UK Watchdog Fires Back: Regulator Responds to ESMA’s Critique on CFD and CFD-Like Options Regulations
Following the release of ESMA’s opinion on UK regulations restricting the provision of CFDs and CFD-like options to retail investors, the UK Financial Conduct Authority (FCA) has made a decision statement Points of divergence with pan-EU regulators.
On 1 September 2019, the FCA published Policy Statement (PS) 18/18 and final rules restricting the sale, marketing and distribution of CFDs and CFD-like options to retail customers in or from the UK.
Today, ESMA published an opinion concluding that, overall, the national measures proposed by the FCA are reasonable and appropriate, with the exception of the following decisions:
- We do not apply our sales and distribution restrictions to CFD-type options providers authorized in other EEA member states other than UK branches or exclusive agents.
- Sets the leverage limit for CFDs referencing certain government bonds to 30:1 (5:1 under ESMA measures).
The FCA explains that CFD-type options carry the same risk of harm as CFDs because their payout structures are similar to CFDs and they share common product characteristics (i.e. they allow retail consumers to invest in a variety of assets at a fraction of the asset’s value ). By regulating CFD-type options, the FCA rules aim to ensure that UK companies do not circumvent the FCA’s CFD measures by offering highly substitutable products.
Under the FCA’s final rules, UK retail clients will continue to be able to open accounts and trade unrestricted CFD-type options with product providers in other EEA member countries (other than through UK branches or agents), provided these providers are not already trading in The UK markets its products aggressively. The FCA considers that it would be inappropriate, impractical or ineffective to seek to apply its rules to overseas companies that are not regulated by the FCA and are subject to different rules in its own jurisdiction.

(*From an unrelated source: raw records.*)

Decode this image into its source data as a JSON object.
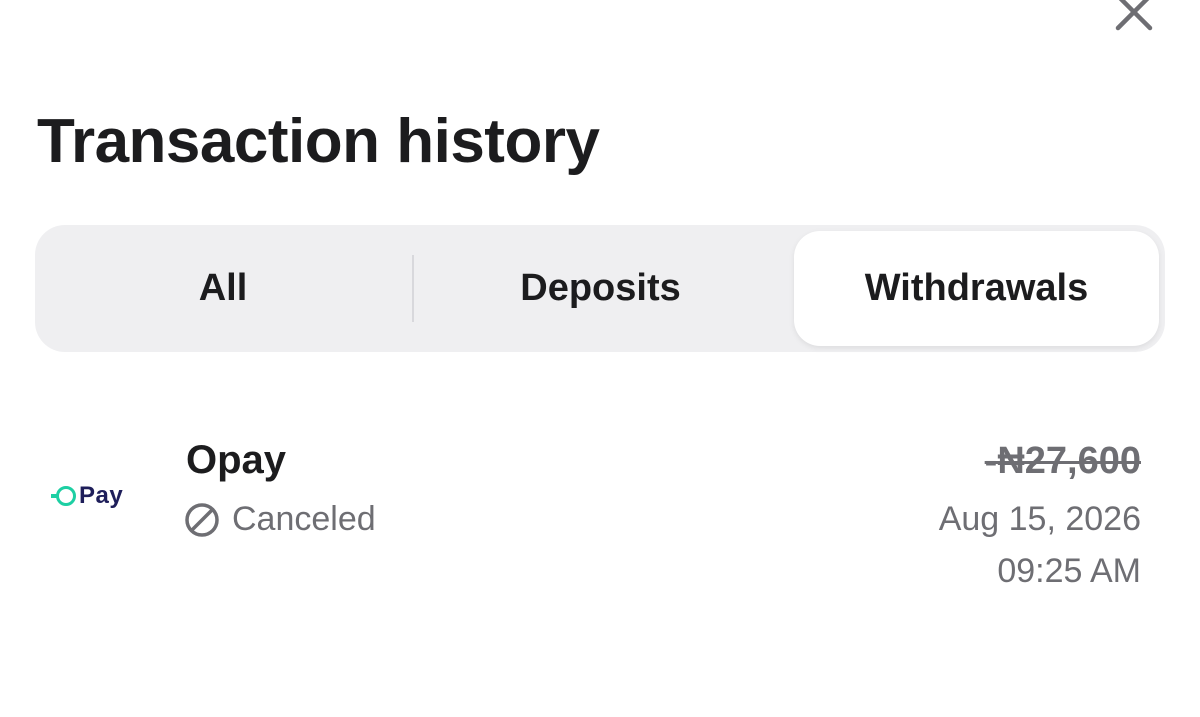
{
  "header": {
    "close_icon": "close-icon",
    "title": "Transaction history"
  },
  "tabs": {
    "items": [
      {
        "label": "All",
        "selected": false
      },
      {
        "label": "Deposits",
        "selected": false
      },
      {
        "label": "Withdrawals",
        "selected": true
      }
    ]
  },
  "transactions": [
    {
      "logo_text": "Pay",
      "logo_icon": "opay-logo",
      "name": "Opay",
      "status": "Canceled",
      "status_icon": "cancel-icon",
      "amount": "-₦27,600",
      "date": "Aug 15, 2026",
      "time": "09:25 AM"
    }
  ],
  "colors": {
    "text_primary": "#1c1c1e",
    "text_secondary": "#6e6e73",
    "segment_bg": "#efeff1",
    "opay_green": "#1dcfa3",
    "opay_navy": "#1e1e5a"
  }
}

Therefore, if a UK customer proactively contacts a company overseas, the company can still sell the products, provided they are licensed in their jurisdiction. UK retail consumers generally do not trade CFD-type options, and UK companies generally do not sell such options.
The FCA noted that EEA firms outside the UK are not permitted to sell CFDs to UK retail clients if UK retail clients proactively contact the firm, as this carries greater risks. This is because these CFDs are more commonly sold across borders and are used by UK retail consumers to speculate on financial markets.
The FCA considers it reasonable and appropriate to limit its scope in this way.
Regarding leverage limits, the FCA noted that under its regulations, UK firms must limit leverage on CFDs and CFD-like options referencing certain government bonds to 30:1 (compared to 5:1 under ESMA’s measure). To ensure that its leverage limits are appropriate and proportionate, the FCA has adopted ESMA’s approach to setting its leverage limits. The regulator used historical price data to conclude that the 30:1 leverage limit was consistent with leverage limits set for other asset classes, given the historical volatility of certain government bonds.
The FCA also considered whether its proposed leverage limits would lead to regulatory arbitrage and have a significant impact on markets in other member states, or cause harm to retail consumers located in other EEA jurisdictions. However, UK firms are required to limit the leverage of CFDs referencing certain government bonds to 5:1 when selling CFDs to retail clients in other EEA jurisdictions that adopt the same rules as ESMA.
As ESMA points out, 30:1 does not exceed the maximum leverage limits for other asset classes in ESMA measures. The FCA agrees that this eases competition among providers who are subject to tighter leverage restrictions.
As retail consumers are protected by the rules of other national competent authorities (NCAs), the UK regulator concluded that its rules would not affect other member states’ markets or cause harm to their consumers.
Having considered this feedback, the FCA considers that a leverage limit of 30x is reasonable and appropriate for CFDs referencing certain government bonds.